Intentional Injuries

Intentional injuries are those that were caused by actions specifically meant to injure a child. These are the ones you usually hear about in the news. Usually, intentional child injuries at daycare are connected with crimes such as assault, battery, or even homicide.

Since criminal liability has to be proven beyond a reasonable doubt, and civil liability on requires a preponderance of the evidence (a lower legal standard), if a daycare caregiver or daycare operator is found guilty of a crime that caused injury to a child, they will almost certainly be found liable for the injuries. The doctrine of negligence per se may also apply in these situations.

An employer can also be held liable, through negligence or recklessness, for the injuries caused by intentional actions of their employees. Since Connecticut puts a background check requirement on daycare employees and puts the burden of performing and reviewing such background checks on the owner of the daycare business, a failure to perform the background check, or ignoring the results of the background check, would almost certainly create daycare owner civil liability for the criminal acts of an employee; especially where the criminal act was performed during the performance of the employee’s job.

How do parents seek compensation for injuries to their child or children?

Most daycare owners have the business insured. If your child is injured at daycare you would likely begin by filing a claim with their insurance company. The insurance company will have adjusters and attorneys working for them with the sole purpose of paying as little as possible for your child’s injuries. They will try to get recorded statements that downplay your child’s injuries, or try to place some of the blame for the injury on the child or the parent. If their liability and coverage are clear, the insurance company will try to settle. But how do you know if the settlement offer they are making is a good one?

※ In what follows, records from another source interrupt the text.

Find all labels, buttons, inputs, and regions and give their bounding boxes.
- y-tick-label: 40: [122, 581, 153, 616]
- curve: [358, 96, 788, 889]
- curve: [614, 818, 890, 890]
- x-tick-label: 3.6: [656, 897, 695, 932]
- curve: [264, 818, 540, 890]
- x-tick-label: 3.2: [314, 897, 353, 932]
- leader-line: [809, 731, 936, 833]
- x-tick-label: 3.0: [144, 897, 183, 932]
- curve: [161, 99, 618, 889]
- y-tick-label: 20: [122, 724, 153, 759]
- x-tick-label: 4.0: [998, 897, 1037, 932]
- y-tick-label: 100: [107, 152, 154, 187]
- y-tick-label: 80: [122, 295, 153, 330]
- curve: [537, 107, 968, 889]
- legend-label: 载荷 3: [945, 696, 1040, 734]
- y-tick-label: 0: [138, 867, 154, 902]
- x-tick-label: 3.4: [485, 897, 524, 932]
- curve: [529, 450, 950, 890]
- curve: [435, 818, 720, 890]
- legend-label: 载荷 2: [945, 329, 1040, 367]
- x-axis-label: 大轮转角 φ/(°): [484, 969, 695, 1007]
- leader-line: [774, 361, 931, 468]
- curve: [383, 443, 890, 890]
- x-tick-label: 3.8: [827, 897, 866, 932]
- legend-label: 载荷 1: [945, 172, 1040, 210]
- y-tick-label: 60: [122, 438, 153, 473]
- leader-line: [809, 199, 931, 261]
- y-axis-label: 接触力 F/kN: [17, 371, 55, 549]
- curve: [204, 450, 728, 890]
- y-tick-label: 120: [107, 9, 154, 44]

You will want the help of a child injury attorney. Child injuries are different from adult injuries, and may have implications that are unique to children. A child injury lawyer can help you file a claim, collect the proper documentation, and negotiate a potential settlement on your behalf (one that is fair). Once hired, the attorney can make sure that the insurance company and the daycare owner no longer contact you directly. If a settlement cannot be reached, you will need to file a lawsuit. A child injury attorney will know who to sue, what to see them for, and how to properly serve them.